Nest did not dream of robbers, nor of gipsies. But she lay a long time sleepless in her little dimity-draped bed wondering if after all Papa were not right, and whether the young man from the Fair Penitent had not been lurking in the precincts with some ill intent. Why else should he have concealed himself there instead of going to seek work on a farm? For since she had the best of reasons for knowing it to be untrue that a farmer had set a dog at him, it was probably equally untrue that he had been to a farmhouse at all. . . . Yet suppose he had said: “Your daughter’s dog attacked me”? He had not; he had preferred to tell a lie. And he had made his dash for freedom just in time to save her from either betraying his identity or herself telling a deliberate falsehood on his behalf. The look in his eyes, which she still remembered with vividness . . . had it meant that he wished to spare her that difficult alternative? At the moment she had half fancied so.

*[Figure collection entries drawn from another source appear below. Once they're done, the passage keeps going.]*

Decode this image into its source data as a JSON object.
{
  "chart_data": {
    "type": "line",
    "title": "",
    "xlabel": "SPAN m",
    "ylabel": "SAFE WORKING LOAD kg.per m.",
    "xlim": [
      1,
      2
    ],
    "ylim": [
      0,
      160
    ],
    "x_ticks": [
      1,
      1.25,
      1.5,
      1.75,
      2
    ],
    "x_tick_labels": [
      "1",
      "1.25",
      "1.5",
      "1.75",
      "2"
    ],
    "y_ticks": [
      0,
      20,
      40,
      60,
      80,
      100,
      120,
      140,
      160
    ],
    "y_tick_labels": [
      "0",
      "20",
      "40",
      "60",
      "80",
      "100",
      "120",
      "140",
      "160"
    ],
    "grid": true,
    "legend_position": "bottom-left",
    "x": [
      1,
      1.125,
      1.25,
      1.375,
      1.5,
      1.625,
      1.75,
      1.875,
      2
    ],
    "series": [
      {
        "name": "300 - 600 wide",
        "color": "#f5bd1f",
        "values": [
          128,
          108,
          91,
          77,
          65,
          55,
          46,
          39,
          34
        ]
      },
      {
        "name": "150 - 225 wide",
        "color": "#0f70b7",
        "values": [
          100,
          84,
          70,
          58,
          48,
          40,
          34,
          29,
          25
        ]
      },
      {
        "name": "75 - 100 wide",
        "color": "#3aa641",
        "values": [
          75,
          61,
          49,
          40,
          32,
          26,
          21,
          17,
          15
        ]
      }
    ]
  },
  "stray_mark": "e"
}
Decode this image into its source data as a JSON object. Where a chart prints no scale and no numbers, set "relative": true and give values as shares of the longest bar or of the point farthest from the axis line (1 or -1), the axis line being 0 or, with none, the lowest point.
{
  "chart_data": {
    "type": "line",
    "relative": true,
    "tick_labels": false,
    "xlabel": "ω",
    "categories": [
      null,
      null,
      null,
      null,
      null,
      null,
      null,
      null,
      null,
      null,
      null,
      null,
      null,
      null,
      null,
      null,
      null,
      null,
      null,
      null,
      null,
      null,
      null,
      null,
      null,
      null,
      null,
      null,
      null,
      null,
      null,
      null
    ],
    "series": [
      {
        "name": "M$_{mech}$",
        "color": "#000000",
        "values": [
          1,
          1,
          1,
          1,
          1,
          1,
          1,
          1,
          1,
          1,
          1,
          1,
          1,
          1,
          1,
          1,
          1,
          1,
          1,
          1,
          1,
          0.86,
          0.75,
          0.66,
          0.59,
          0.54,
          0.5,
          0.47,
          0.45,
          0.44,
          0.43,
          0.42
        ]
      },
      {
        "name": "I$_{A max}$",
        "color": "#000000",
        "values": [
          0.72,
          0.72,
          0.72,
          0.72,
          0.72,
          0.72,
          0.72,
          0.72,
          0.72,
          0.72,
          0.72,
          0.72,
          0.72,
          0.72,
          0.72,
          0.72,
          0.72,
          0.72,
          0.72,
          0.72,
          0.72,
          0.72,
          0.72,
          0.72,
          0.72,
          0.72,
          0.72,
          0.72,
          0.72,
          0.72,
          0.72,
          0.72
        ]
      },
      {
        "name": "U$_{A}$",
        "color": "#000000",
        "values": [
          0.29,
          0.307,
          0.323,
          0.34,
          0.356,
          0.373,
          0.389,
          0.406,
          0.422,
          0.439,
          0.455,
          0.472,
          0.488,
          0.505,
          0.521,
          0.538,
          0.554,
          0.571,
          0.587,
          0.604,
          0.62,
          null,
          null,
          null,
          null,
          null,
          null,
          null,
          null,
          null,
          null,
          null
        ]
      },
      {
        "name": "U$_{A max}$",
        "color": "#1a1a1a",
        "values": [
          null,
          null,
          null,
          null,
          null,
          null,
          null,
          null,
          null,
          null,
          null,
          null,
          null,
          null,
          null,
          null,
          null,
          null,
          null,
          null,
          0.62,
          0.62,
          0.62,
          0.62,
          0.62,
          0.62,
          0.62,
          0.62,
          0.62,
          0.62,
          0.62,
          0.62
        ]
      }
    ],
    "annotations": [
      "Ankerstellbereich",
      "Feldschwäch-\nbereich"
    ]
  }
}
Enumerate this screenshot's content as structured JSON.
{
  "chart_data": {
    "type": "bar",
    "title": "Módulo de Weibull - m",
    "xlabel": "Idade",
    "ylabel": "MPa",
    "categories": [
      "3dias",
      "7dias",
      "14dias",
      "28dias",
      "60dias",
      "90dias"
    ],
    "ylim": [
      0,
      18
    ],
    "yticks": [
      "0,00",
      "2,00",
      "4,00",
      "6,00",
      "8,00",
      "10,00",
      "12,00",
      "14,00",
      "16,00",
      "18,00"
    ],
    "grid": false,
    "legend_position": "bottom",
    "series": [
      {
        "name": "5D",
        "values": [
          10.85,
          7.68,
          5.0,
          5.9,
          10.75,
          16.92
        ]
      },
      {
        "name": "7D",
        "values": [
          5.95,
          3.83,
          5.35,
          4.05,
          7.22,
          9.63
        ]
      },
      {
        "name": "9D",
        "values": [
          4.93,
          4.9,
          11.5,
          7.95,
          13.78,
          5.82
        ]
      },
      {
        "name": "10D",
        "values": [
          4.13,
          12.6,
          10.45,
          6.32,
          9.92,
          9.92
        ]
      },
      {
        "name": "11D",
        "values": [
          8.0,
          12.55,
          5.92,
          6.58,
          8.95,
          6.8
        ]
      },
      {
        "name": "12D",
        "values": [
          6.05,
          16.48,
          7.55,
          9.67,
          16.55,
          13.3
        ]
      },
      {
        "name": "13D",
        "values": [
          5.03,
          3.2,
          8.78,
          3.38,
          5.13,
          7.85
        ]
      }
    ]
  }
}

But for the first time it came to Nest, what if behind his taking the violent step of deserting from the privateer there were something more than just distaste for the hard life there? For he had not looked effeminate—far from it; and he had described the fight with the French brig with undoubted gusto.
In any case speculation was wasted on a man whom she would never see again, for it was very unlikely that Mark Thompson would ask now for employment at any farm in the neighbourhood. And since she did not feel that, after her deceitful silence, she could tell her father anything about him, she only hoped that with time the burden of that deceit would grow lighter, and that she would not, as just now, feel ashamed to receive his good-night kiss. Meanwhile she tried to turn her thoughts on to the impending arrival of sister Jane and her baby, who would be here the day after to-morrow; and picturing this joyful event at last fell asleep.